A. M. Tentner, A. Karahan, S. H. Kang
Nuclear Technology | Volume 206 | Number 2 | February 2020 | Pages 242-254
Technical Paper | doi.org/10.1080/00295450.2019.1636589
Articles are hosted by Taylor and Francis Online.
The SAS4A safety analysis code, originally developed for the analysis of postulated severe accidents in oxide fuel sodium-cooled fast reactors (SFRs), has been significantly extended to allow the mechanistic analysis of severe accidents in metallic fuel SFRs. The SAS4A metallic fuel models simulate the metallic fuel thermomechanical and chemical behavior and track the evolution and relocation of multiple fuel and cladding components during the pretransient irradiation and during the postulated accident, allowing an accurate description of the changes in the local fuel composition. The local fuel composition determines the fuel thermophysical properties, such as freezing and melting temperatures, which in turn affect the fuel relocation behavior and ultimately the core reactivity and power history during the postulated accidents.

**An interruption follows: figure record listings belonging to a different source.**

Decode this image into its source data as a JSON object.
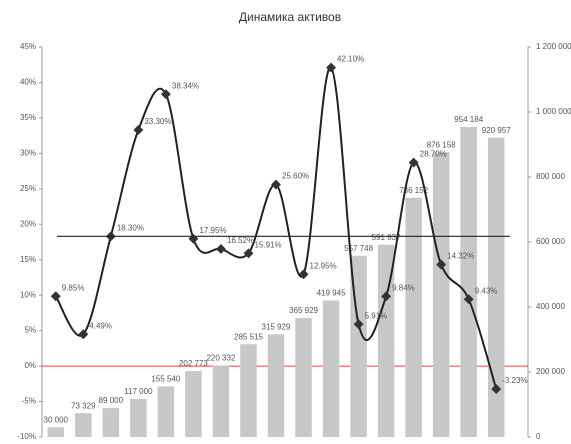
{
  "chart_data": {
    "type": "bar-line",
    "title": "Динамика активов",
    "categories": [
      null,
      null,
      null,
      null,
      null,
      null,
      null,
      null,
      null,
      null,
      null,
      null,
      null,
      null,
      null,
      null,
      null
    ],
    "series": [
      {
        "type": "bar",
        "axis": "y2",
        "color": "#c8c8c8",
        "values": [
          30000,
          73329,
          89000,
          117000,
          155540,
          202773,
          220332,
          285515,
          315929,
          365929,
          419945,
          557748,
          591837,
          736152,
          876158,
          954184,
          920957
        ],
        "value_labels": [
          "30 000",
          "73 329",
          "89 000",
          "117 000",
          "155 540",
          "202 773",
          "220 332",
          "285 515",
          "315 929",
          "365 929",
          "419 945",
          "557 748",
          "591 837",
          "736 152",
          "876 158",
          "954 184",
          "920 957"
        ]
      },
      {
        "type": "line",
        "axis": "y",
        "color": "#222222",
        "values": [
          9.85,
          4.49,
          18.3,
          33.3,
          38.34,
          17.95,
          16.52,
          15.91,
          25.6,
          12.95,
          42.1,
          5.91,
          9.84,
          28.7,
          14.32,
          9.43,
          -3.23
        ],
        "value_labels": [
          "9.85%",
          "4.49%",
          "18.30%",
          "33.30%",
          "38.34%",
          "17.95%",
          "16.52%",
          "15.91%",
          "25.60%",
          "12.95%",
          "42.10%",
          "5.91%",
          "9.84%",
          "28.70%",
          "14.32%",
          "9.43%",
          "-3.23%"
        ]
      }
    ],
    "reference_line": 18.3,
    "ylim": [
      -10,
      45
    ],
    "yticks": [
      {
        "value": -10,
        "label": "-10%"
      },
      {
        "value": -5,
        "label": "-5%"
      },
      {
        "value": 0,
        "label": "0%"
      },
      {
        "value": 5,
        "label": "5%"
      },
      {
        "value": 10,
        "label": "10%"
      },
      {
        "value": 15,
        "label": "15%"
      },
      {
        "value": 20,
        "label": "20%"
      },
      {
        "value": 25,
        "label": "25%"
      },
      {
        "value": 30,
        "label": "30%"
      },
      {
        "value": 35,
        "label": "35%"
      },
      {
        "value": 40,
        "label": "40%"
      },
      {
        "value": 45,
        "label": "45%"
      }
    ],
    "y2lim": [
      0,
      1200000
    ],
    "y2ticks": [
      0,
      {
        "value": 200000,
        "label": "200 000"
      },
      {
        "value": 400000,
        "label": "400 000"
      },
      {
        "value": 600000,
        "label": "600 000"
      },
      {
        "value": 800000,
        "label": "800 000"
      },
      {
        "value": 1000000,
        "label": "1 000 000"
      },
      {
        "value": 1200000,
        "label": "1 200 000"
      }
    ]
  }
}
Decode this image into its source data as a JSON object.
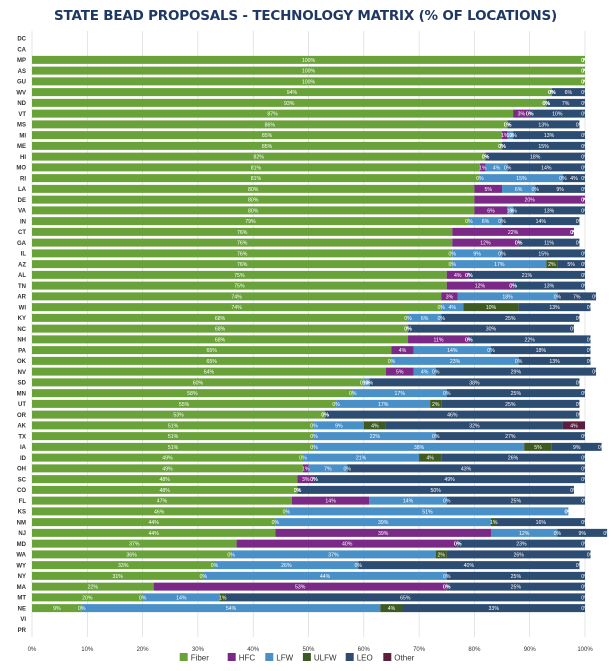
{
  "chart_data": {
    "type": "bar",
    "orientation": "horizontal",
    "stacked": true,
    "title": "STATE BEAD PROPOSALS - TECHNOLOGY MATRIX (% OF LOCATIONS)",
    "xlim": [
      0,
      100
    ],
    "x_ticks": [
      "0%",
      "10%",
      "20%",
      "30%",
      "40%",
      "50%",
      "60%",
      "70%",
      "80%",
      "90%",
      "100%"
    ],
    "grid": "vertical",
    "legend_position": "bottom",
    "colors": {
      "Fiber": "#6aa23a",
      "HFC": "#7a2a86",
      "LFW": "#4a90c8",
      "ULFW": "#3d5a22",
      "LEO": "#2d4c72",
      "Other": "#5a1e3e"
    },
    "categories": [
      "DC",
      "CA",
      "MP",
      "AS",
      "GU",
      "WV",
      "ND",
      "VT",
      "MS",
      "MI",
      "ME",
      "HI",
      "MO",
      "RI",
      "LA",
      "DE",
      "VA",
      "IN",
      "CT",
      "GA",
      "IL",
      "AZ",
      "AL",
      "TN",
      "AR",
      "WI",
      "KY",
      "NC",
      "NH",
      "PA",
      "OK",
      "NV",
      "SD",
      "MN",
      "UT",
      "OR",
      "AK",
      "TX",
      "IA",
      "ID",
      "OH",
      "SC",
      "CO",
      "FL",
      "KS",
      "NM",
      "NJ",
      "MD",
      "WA",
      "WY",
      "NY",
      "MA",
      "MT",
      "NE",
      "VI",
      "PR"
    ],
    "series": [
      {
        "name": "Fiber",
        "values": [
          0,
          0,
          100,
          100,
          100,
          94,
          93,
          87,
          86,
          85,
          85,
          82,
          81,
          81,
          80,
          80,
          80,
          79,
          76,
          76,
          76,
          76,
          75,
          75,
          74,
          74,
          68,
          68,
          68,
          65,
          65,
          64,
          60,
          58,
          55,
          53,
          51,
          51,
          51,
          49,
          49,
          48,
          48,
          47,
          46,
          44,
          44,
          37,
          36,
          33,
          31,
          22,
          20,
          9,
          0,
          0
        ]
      },
      {
        "name": "HFC",
        "values": [
          0,
          0,
          0,
          0,
          0,
          0,
          0,
          3,
          0,
          1,
          0,
          0,
          1,
          0,
          5,
          20,
          6,
          0,
          22,
          12,
          0,
          0,
          4,
          12,
          3,
          0,
          0,
          0,
          11,
          4,
          0,
          5,
          0,
          0,
          0,
          0,
          0,
          0,
          0,
          0,
          1,
          3,
          0,
          14,
          0,
          0,
          39,
          40,
          0,
          0,
          0,
          53,
          0,
          0,
          0,
          0
        ]
      },
      {
        "name": "LFW",
        "values": [
          0,
          0,
          0,
          0,
          0,
          0,
          0,
          0,
          0,
          1,
          0,
          0,
          4,
          15,
          6,
          0,
          1,
          6,
          0,
          0,
          9,
          17,
          0,
          0,
          18,
          4,
          6,
          0,
          0,
          14,
          23,
          4,
          1,
          17,
          17,
          0,
          9,
          22,
          38,
          21,
          7,
          0,
          0,
          14,
          51,
          39,
          12,
          0,
          37,
          26,
          44,
          0,
          14,
          54,
          0,
          0
        ]
      },
      {
        "name": "ULFW",
        "values": [
          0,
          0,
          0,
          0,
          0,
          0,
          0,
          0,
          0,
          0,
          0,
          0,
          0,
          0,
          0,
          0,
          0,
          0,
          0,
          0,
          0,
          2,
          0,
          0,
          0,
          10,
          0,
          0,
          0,
          0,
          0,
          0,
          0,
          0,
          2,
          0,
          4,
          0,
          5,
          4,
          0,
          0,
          0,
          0,
          0,
          1,
          0,
          0,
          2,
          0,
          0,
          0,
          1,
          4,
          0,
          0
        ]
      },
      {
        "name": "LEO",
        "values": [
          0,
          0,
          0,
          0,
          0,
          6,
          7,
          10,
          13,
          13,
          15,
          18,
          14,
          4,
          9,
          0,
          13,
          14,
          0,
          11,
          15,
          5,
          21,
          13,
          7,
          13,
          25,
          30,
          22,
          18,
          13,
          29,
          38,
          25,
          25,
          46,
          32,
          27,
          9,
          26,
          43,
          49,
          50,
          25,
          0,
          16,
          9,
          23,
          26,
          40,
          25,
          25,
          65,
          33,
          0,
          0
        ]
      },
      {
        "name": "Other",
        "values": [
          0,
          0,
          0,
          0,
          0,
          0,
          0,
          0,
          0,
          0,
          0,
          0,
          0,
          0,
          0,
          0,
          0,
          0,
          0,
          0,
          0,
          0,
          0,
          0,
          0,
          0,
          0,
          0,
          0,
          0,
          0,
          0,
          0,
          0,
          0,
          0,
          4,
          0,
          0,
          0,
          0,
          0,
          0,
          0,
          0,
          0,
          0,
          0,
          0,
          0,
          0,
          0,
          0,
          0,
          0,
          0
        ]
      }
    ]
  }
}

Models describing the fuel-cladding interaction and eutectic formation, the effects of the in-pin sodium on the in-pin fuel relocation, and the postfailure reentry of the molten fuel and fission gas from the pin plenum have also been added. This paper provides an overview of the SAS4A key metallic fuel models emphasizing the postfailure metallic fuel relocation models included in the LEVITATE-M module of SAS4A. The capabilities of the SAS4A metallic fuel models are illustrated through an extended SAS4A analysis of a postulated unprotected loss-of-flow and transient-overpower accident in the metallic fuel prototype Gen-IV sodium fast reactor. The results show that the maximum relative power reached during the postulated accident is 1.19 P0. The favorable characteristics of the metallic fuel cause a significant decrease in net reactivity and relative power due to prefailure in-pin fuel relocation. Negative net reactivity values persist after cladding failure, and the postfailure fuel relocation events occur at low and decreasing power levels.